Regularly monitor rules to ensure they are still effective
As patterns of fraud are constantly changing, you should re-evaluate your rules regularly. There is continuous feedback about the effectiveness of each of your rules with a running total of how many payments it has taken action against. You can click on this total to view a filtered list of every payment that a rule has been applied to. Spending some time evaluating this information to help you decide whether to make changes to a rule, keep it as-is, or remove completely.
Additional actions can be found by clicking the ••• button. To disable or enable a rule, select either Disable or Enable. If you have created a rule and no longer want to keep it, select Delete.
Regularly monitor your manual review queue
If your review queue is getting too large to manage, check to see if you have the right rules in place. If most reviews end up being refunded as fraudulent, consider some additional rules to block payments. Likewise, if most payments are simply approved, consider making your review rules more focused.

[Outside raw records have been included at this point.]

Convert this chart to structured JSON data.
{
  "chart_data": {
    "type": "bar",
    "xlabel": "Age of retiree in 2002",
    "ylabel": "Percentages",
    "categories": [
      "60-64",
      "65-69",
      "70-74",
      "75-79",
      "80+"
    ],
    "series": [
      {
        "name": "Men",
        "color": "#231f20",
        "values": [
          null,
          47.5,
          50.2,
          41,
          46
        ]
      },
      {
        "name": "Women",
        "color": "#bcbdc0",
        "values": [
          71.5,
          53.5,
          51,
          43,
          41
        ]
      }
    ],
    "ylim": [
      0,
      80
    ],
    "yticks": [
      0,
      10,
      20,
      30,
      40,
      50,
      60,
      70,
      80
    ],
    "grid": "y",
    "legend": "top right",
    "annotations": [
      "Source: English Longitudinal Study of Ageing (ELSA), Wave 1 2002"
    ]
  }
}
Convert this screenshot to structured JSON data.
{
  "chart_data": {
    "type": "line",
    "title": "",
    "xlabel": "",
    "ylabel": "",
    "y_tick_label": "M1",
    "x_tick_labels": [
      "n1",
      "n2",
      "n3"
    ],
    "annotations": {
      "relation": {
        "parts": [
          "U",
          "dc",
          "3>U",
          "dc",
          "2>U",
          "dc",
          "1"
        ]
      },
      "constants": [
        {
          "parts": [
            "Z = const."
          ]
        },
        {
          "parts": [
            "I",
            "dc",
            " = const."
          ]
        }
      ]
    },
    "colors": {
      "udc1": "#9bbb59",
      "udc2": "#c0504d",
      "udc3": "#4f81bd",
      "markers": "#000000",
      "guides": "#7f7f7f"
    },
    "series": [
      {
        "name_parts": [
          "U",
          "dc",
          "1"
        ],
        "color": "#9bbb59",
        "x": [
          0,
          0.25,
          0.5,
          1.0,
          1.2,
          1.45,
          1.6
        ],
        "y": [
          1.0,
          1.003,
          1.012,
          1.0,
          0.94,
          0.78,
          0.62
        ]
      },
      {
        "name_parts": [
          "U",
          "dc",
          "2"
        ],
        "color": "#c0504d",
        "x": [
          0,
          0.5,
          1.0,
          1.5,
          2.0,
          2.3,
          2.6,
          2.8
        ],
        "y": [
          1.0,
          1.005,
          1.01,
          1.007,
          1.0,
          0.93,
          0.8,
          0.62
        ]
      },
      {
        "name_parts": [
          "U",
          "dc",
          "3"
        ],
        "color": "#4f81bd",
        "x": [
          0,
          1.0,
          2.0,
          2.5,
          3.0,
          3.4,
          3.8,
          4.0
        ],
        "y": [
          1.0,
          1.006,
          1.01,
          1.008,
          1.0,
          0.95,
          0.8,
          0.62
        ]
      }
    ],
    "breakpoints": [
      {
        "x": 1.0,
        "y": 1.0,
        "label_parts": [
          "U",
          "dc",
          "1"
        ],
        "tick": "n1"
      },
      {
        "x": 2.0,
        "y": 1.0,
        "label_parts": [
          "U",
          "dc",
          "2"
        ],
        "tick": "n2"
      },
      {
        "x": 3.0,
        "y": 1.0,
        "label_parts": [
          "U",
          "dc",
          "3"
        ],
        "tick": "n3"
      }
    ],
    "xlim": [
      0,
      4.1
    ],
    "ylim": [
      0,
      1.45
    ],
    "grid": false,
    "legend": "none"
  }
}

Analyze your disputed and refunded payments
Disputes are inherently linked to fraud, so the more you do to reduce fraud, the lower your dispute rate. You should check to see if disputed payments share any similar traits or characteristics (e.g., from the same locations or of similar amounts). You can also perform this investigation looking at payments that have been refunded during a review. Once you’ve seen trends, you can test and create the appropriate rules. Should any payments look to be fraudulent, refund and report them as fraud to avoid potential disputes.
You can respond to any incoming disputes using the Dashboard or through the API, and our dispute documentation includes some suggestions on how to present a well-argued, solid case.
Anticipate large changes to your business that might impact your fraud rate
If you are planning any major product releases or changes to your service (e.g., a new, high-value product or expanding your service into new countries) then you may want to pay special attention to these specific payments. For changes like these, it’s a good idea to set up some review rules so your team can take a closer look at these new transactions. After spending some time reviewing these payments, you can identify any new patterns with which to set up subsequent rules that further protect your business from new types of fraud.